I learned another lesson about the difference between the two cultures when I appeared on a TV show with presidential candidate, Congressman Dennis Kucinich.

After allowing Kucinich to speak virtually unchallenged for several minutes, the host then said that Kucinich had one more minute before the commercial break.

Ever the seasoned pro, Kucinich used the opportunity to machine gun the rest of his liberal talking points. With a few seconds left, I said that I loved how he waited until the last minute, when he couldn't be challenged, to spew all his crap.

Apparently, people here just don't talk that way to politicians.

Growing up in the birthplace of talk radio (Vancouver, B.C.), I'm used to talk show hosts throwing their curve balls hard and fast, and publicly calling out politicians on their spin, rather than just doing it behind their back. The politicians always return for more because there's pride in surviving a grilling. And it's exciting, compelling entertainment.

This approach reflects the fact that, unlike in the US, even Canada’s Prime Minister has to stand in the House of Commons every day and personally respond to flying questions and accusations from the people.

Despite working in U.S. politics and media for most of my adult life and having more knowledge of and love for America than many of its citizens, there's one question that I'm often asked: "As a Canadian, what qualifies you to talk about U.S. politics?"

As a Canadian, I was unfortunately unable to personally attend every event in American politics since the Civil War. Since I was born a few miles north of the Canada/U.S. border, I had to learn about and witness them through books and media -- apparently, unlike my American counterparts.

In my hometown, the two main news anchors were English and American, and the top talk radio host was a Scotsman. No one thought twice about it. Maybe it's because in Canada, we know our politicians are idiots who don't have all the answers.

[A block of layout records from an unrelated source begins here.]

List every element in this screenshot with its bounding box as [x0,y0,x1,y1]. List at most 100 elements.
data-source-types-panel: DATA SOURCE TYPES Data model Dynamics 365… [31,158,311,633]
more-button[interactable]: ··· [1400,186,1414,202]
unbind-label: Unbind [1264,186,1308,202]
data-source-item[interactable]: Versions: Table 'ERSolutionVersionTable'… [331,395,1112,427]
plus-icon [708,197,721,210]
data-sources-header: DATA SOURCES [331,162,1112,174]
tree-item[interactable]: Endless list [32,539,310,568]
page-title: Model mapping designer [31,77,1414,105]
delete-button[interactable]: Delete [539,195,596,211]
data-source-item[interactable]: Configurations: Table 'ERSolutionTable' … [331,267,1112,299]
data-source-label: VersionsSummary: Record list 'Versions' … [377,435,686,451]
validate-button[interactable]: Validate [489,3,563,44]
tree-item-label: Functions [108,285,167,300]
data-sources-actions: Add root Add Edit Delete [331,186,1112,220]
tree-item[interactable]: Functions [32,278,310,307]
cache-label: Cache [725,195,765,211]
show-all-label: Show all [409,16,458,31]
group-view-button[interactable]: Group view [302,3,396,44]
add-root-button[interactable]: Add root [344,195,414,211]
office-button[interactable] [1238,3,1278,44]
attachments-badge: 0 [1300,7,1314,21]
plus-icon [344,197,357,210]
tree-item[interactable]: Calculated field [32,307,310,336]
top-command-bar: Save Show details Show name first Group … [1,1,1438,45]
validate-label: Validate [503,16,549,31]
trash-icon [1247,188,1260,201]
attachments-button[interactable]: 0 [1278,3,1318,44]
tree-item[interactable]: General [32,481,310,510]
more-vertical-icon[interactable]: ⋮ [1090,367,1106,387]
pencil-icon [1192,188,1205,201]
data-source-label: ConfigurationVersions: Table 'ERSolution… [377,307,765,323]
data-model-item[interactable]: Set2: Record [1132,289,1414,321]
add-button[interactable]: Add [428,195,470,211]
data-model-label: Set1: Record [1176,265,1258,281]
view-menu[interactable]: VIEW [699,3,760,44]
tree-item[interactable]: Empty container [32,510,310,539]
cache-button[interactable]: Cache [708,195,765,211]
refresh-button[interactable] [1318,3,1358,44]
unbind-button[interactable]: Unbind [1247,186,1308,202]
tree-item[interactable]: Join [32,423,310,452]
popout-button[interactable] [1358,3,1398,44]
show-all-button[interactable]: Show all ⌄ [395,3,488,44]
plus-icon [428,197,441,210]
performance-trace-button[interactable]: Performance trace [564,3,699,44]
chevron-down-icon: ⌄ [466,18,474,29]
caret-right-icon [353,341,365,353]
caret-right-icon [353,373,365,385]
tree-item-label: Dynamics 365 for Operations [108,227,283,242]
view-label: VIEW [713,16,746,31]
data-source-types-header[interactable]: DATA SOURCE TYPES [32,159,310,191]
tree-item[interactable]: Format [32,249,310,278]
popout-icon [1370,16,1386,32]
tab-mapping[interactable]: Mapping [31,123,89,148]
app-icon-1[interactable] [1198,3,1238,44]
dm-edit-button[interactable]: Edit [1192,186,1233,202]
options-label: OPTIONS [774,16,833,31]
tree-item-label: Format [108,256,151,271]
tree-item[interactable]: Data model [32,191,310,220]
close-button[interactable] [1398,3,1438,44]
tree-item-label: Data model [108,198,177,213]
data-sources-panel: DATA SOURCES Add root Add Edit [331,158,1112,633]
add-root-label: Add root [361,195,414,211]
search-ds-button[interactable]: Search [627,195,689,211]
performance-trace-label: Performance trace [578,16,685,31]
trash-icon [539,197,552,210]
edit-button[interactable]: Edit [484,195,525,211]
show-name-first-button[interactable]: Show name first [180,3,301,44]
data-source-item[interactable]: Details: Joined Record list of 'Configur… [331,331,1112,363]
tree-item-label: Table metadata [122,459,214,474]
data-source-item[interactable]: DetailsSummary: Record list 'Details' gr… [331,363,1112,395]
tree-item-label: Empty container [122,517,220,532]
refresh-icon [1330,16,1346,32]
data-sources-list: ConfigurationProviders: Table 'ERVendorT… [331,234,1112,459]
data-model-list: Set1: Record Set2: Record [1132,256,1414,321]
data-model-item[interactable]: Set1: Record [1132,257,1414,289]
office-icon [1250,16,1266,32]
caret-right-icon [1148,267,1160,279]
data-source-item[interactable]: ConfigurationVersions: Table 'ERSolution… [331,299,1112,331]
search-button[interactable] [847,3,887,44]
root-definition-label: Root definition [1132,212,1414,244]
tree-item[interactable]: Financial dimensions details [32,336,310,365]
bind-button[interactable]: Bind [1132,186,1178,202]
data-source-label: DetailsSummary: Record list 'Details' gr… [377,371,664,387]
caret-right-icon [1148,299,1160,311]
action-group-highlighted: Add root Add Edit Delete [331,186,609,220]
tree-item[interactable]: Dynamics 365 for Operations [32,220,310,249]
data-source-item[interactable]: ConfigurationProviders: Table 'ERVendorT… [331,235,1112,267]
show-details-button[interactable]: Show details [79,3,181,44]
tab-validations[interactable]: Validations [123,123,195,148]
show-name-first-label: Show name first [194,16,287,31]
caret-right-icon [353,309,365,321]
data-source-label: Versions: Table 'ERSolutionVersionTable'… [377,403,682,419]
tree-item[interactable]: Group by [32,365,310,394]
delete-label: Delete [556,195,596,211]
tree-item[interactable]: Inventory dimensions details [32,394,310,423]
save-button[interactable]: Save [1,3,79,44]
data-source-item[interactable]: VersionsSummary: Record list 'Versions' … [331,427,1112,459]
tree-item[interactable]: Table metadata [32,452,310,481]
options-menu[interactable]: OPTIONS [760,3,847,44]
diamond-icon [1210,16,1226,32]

Heaven forbid that an entrepreneur with international experience and a global perspective wants to come to the U.S., pay taxes, and reinvigorate the national debate. Apparently in this industry, those types of people are only allowed to sign our cheques.

Nowadays, even if the U.S. government certifies someone as one of the top political commentators in the world, you're more likely to end up talking about Britney Spears' crotch. If the winning strategy for the war on terror was in there, you can bet we'd have it by now.